Neuer Typus von Gefallenen Russland verliert vor allem "Wegwerf-Truppen"
17.06.2023, 10:38 Uhr Artikel anhören
Die Leiche eines russischen Soldaten vor einem zerstörten Panzer im neu befreiten Dorf Storozheve.
(Foto: REUTERS)
In den ersten Kriegsmonaten sterben auf Seite der russischen Armee vor allem reguläre Einheiten. Gut ein Jahr später werden diese offenbar weit hinter der Front versteckt. Eine Auswertung der Gefallenen zeigt, dass diese älter werden, häufig im Gefängnis saßen und bei Kriegsbeginn noch nicht im Dienst standen.
Für Russland sterben beim Angriff auf die Ukraine nach fast anderthalb Jahren Krieg vor allem Ex-Häftlinge und Reservisten, nicht länger Einheiten der regulären Armee. Dies legt eine Auswertung der bisherigen Gefallenen nahe, die BBC Russia und das unabhängige russische Medienunternehmen Mediazona durchgeführt haben.

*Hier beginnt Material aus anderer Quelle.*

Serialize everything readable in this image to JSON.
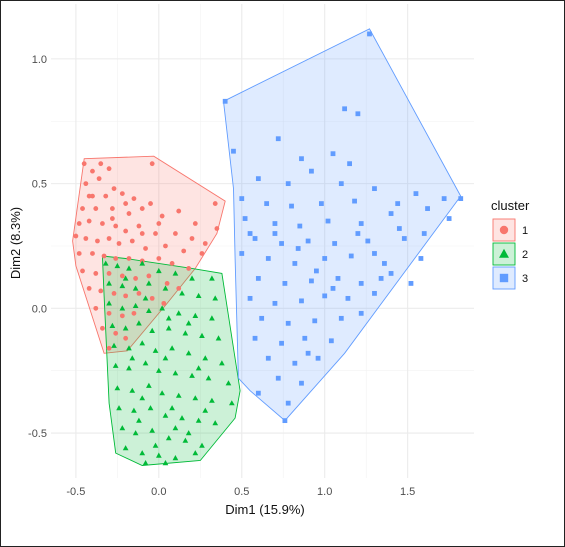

Demnach sind 2022 in den ersten drei Kriegsmonaten vor allem 21-jährige Vertragssoldaten in der Ukraine gefallen. Im Frühling und Sommer dieses Jahres habe sich das "Gesicht" des typischen toten russischen Kämpfers verändert: "Er ist jetzt ein 34-jähriger Ex-Häftling unbekannten Ranges", wird berichtet.
Journalisten von BBC Russia und Mediazona erfassen seit Kriegsbeginn zusammen mit Freiwilligen die Zahl der Gefallenen. Anders als andere Organisationen nehmen sie jedoch nur Kämpfer in ihre Datenbank auf, deren Tod eindeutig belegt werden kann - beispielsweise durch Beiträge von Angehörigen in sozialen Netzwerken.
Demnach sind bei der Invasion bislang mindestens 25.528 russische Kämpfer gefallen. BBC Russia und Mediazona weisen allerdings darauf hin, dass die Zahl der tatsächlichen Gefallenen aufgrund ihrer Erhebungsmethode deutlich höher liegt. So spricht die ukrainische Militärführung von mehr als 200.000 toten Russen. Das russische Verteidigungsministerium beziffert die Zahl der Verluste auf lediglich 5937 Soldaten.
"Wegwerf-Truppen"
Zuletzt konnte demnach der Tod von 1300 früheren Häftlingen nachgewiesen werden, die mutmaßlich für die Söldnertruppe Wagner rekrutiert wurden. Hinzu kommen 750 reguläre Söldner der Privatarmee und 780 russische Reservisten. Gleichzeitig starben 148 Offiziere und etwa 400 Gefreite sowie Feldwebel der regulären Armee. In den ersten Kriegsmonaten lag deren Todeszahl deutlich höher: Demnach wurden zu Beginn der Invasion fast 800 Offiziere sowie ungefähr 2300 Gefreite und Feldwebel von ukrainischen Truppen getötet.
Jack Watling, Experte des britischen Royal United Services Institute (RUSI), ordnet die Veränderung für die BBC wie folgt ein: Er nennt vor allem die früheren Häftlinge in Diensten von Wagner "Wegwerf-Truppen", die eingesetzt werden, um ukrainische Einheiten mürbe zu machen oder um Stellungen der ukrainischen Armee für russische Artillerieschläge zu identifizieren. "Sie werden mit der Erwartung in den Kampf geschickt, dass sie sterben", sagt Watling. Seine regulären Einheiten verstecke die russische Armee dagegen weit hinter der Front. Diese Truppen würden nur eingesetzt, "wenn die Bedingungen stimmen".
Zu beobachten war die neue Taktik vor allem im Monate andauernden Kampf um Bachmut. Die inzwischen beinahe vollständig zerstörte Stadt wurde wiederholt als Fleischwolf bezeichnet, in dem vor allem Wagner-Kämpfer schutzlos ukrainische Verteidigungspositionen angriffen. "Hier sieht man ganz besonders, dass das, was die Ukraine sagt, stimmt. Wagner-Kämpfer werden sinnlos ins Gefecht geschickt und fallen zu Hunderten", sagte Markus Reisner, Oberst des österreichischen Bundesheers, im Mai im Gespräch mit ntv.de.